Sheriff Dailey Found Guilty Of Official Misconduct For Refusing To Accept Prisoner Into Jail

        Dawes County Sheriff Karl Dailey has been found guilty in a bench trial of misdemeanor Official Misconduct for refusing to accept a prisoner from the Nebraska State Patrol in July 2019.

       County Judge Randin Roland of Sidney heard three days of testimony in the case in January, then gave each side 2 weeks to submit closing briefs before he took the case under advisement. Judge Roland issued his ruling on Thursday.

        Defense attorney Charles Brewster of Kearney says he’s disappointed by the ruling, adding that while he understands and respects the judge’s analysis, he disagrees with it. Although Brewester declined to discuss the possibility of an appeal, it is considered likely.

       Dailey faces up to a year in jail and a $1,000 fine, but sentencing isn’t expected to be until April or May because of difficulties matching up the schedules of Brewster, Judge Roland, prosecutor Corey O’Brien – head of the attorney general’s criminal division, and the Dawes County Courthouse.

     The prisoner Sheriff Dailey refused to accept, 33-year old Jesse Sierra of Pine Ridge, had been arrested for kidnapping and assaulting a Rapid City woman missing for a week. That time included several days in Crawford, which contracts with the Sheriff’s Office for law enforcement services.

     Dailey said he wouldn’t accept Sierra because he was high-risk, given the charges against him, and because he’d been injured and the Dawes County jail lacks medical facilities. Both the Sheridan and Box Butte County jails also refused to accept Sierra. 

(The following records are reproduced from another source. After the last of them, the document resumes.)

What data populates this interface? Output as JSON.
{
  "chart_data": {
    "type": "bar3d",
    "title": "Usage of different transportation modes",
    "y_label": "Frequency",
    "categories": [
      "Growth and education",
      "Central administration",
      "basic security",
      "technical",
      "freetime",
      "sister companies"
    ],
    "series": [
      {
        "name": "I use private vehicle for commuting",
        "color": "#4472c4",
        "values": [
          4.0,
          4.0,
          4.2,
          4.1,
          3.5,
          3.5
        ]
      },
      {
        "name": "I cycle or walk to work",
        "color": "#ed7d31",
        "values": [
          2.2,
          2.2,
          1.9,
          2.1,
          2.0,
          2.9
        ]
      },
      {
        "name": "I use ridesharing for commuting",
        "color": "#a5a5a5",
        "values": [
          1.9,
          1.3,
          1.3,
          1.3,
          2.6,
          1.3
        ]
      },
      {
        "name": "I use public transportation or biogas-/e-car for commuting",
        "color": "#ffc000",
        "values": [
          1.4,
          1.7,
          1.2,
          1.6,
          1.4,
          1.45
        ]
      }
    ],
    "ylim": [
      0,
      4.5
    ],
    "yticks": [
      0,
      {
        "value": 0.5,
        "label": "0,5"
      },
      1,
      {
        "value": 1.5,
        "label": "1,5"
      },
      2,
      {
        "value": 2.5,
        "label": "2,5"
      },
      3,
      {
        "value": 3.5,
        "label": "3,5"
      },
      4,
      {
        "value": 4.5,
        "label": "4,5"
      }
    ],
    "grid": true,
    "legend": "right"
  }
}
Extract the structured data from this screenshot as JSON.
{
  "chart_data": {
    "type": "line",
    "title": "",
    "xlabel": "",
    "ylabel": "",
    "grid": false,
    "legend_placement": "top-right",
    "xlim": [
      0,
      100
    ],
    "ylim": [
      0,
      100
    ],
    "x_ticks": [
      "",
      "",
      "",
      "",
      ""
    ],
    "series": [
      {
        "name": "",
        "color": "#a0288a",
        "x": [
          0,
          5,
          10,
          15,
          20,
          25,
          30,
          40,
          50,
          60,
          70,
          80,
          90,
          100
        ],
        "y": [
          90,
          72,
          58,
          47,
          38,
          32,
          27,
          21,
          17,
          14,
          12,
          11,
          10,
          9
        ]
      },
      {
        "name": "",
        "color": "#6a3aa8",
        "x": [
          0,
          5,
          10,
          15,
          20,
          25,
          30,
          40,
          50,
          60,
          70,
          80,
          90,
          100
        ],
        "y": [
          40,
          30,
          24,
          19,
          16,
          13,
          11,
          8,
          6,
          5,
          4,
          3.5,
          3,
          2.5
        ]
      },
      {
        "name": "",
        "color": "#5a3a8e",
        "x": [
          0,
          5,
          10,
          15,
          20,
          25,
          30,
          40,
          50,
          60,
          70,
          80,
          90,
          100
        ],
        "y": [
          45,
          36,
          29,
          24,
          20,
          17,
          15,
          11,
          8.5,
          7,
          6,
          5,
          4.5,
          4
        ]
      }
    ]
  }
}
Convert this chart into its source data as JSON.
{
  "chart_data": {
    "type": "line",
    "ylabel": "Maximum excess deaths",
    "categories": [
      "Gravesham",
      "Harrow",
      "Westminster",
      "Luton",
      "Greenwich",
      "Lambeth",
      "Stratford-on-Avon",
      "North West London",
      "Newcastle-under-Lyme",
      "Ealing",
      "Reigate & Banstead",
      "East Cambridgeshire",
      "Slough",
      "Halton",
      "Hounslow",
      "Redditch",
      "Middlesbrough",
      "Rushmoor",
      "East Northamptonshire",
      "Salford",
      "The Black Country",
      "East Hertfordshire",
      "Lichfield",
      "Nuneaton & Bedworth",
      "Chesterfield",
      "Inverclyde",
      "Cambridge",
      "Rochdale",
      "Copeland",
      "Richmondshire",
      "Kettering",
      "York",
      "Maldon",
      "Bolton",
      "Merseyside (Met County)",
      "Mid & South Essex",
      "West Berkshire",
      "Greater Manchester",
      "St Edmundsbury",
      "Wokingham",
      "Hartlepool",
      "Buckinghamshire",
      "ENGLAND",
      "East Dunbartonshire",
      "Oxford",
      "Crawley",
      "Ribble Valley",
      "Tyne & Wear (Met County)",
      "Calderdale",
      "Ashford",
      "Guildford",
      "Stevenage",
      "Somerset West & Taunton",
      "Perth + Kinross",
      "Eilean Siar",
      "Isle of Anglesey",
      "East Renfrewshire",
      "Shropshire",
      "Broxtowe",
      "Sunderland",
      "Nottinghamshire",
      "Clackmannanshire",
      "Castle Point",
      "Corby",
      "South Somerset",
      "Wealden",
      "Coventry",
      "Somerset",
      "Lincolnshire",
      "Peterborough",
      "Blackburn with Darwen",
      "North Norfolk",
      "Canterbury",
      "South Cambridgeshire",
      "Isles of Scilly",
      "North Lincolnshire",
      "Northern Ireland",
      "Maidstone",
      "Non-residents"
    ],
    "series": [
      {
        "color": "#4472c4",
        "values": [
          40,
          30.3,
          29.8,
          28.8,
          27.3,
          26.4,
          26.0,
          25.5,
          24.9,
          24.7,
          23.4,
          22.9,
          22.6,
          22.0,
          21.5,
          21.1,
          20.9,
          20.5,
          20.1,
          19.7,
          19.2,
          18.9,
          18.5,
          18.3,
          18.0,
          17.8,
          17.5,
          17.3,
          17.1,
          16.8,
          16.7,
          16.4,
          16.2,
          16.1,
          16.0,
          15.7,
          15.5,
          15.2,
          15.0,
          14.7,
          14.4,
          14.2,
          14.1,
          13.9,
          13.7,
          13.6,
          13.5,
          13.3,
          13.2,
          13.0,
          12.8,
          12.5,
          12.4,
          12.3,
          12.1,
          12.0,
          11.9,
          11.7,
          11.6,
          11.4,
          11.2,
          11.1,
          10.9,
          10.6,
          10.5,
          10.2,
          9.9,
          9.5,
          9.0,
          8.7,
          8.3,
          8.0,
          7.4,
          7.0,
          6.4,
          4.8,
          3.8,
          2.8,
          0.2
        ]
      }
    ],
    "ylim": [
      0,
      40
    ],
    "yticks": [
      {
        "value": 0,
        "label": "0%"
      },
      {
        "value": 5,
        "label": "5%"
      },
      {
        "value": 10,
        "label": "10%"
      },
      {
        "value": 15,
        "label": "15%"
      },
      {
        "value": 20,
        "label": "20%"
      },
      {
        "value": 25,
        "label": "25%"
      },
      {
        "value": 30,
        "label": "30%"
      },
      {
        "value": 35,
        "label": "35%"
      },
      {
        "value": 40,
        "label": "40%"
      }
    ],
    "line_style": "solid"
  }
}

      Prosecutor O’Brien argued that Dailey was actually acting out of spite because he was angry Chadron police and the Nebraska State Patrol had not notified him directly that they were sending officers and troopers to the Crawford motel where the woman had been held. 

     Longtime Nebraska Crime Commission staffer Daniel Evans testified that it would have been inappropriate under state jail standards to accept Sierra that day, given the jail’s staffing, but Evans later admitted the standards are administrative code that don’t supersede the state law on accepting prisoners.

      Judge Roland wrote in his ruling that based on recordings of Dailey played during the trial, “putting it mildly…Sheriff Dailey was extremely upset that his agency was not immediately contacted” and was “still extremely upset and belligerent” when he verbally berated a State Patrol lieutenant. 

       In his verdict, Judge Roland said the facts in the case were generally not disputed and that he based his decision on the totality of the evidence and his analysis of it.

      Roland wrote that Sierra had been “lawfully committed” and that Dailey’s claim he refused to accept the prisoner because of his medical condition or high-risk status was not supported by the evidence and that it was his responsibility to accept Sierra, then find another jail with medical facilities.

      If Dailey does appeal his conviction, the case would first go to the district court. The judge with primary responsibility for Dawes County, Travis O’Gorman, would almost certainly recuse himself over conflict-of-interest issues. The next most likely choice is District Judge Derek Weimer of Sidney.

       After the district court, an appeal would go to the Nebraska Court of Appeals, although court observers say it’s likely, given the facts and ramifications of the case, that the state Supreme Court would instead take it directly.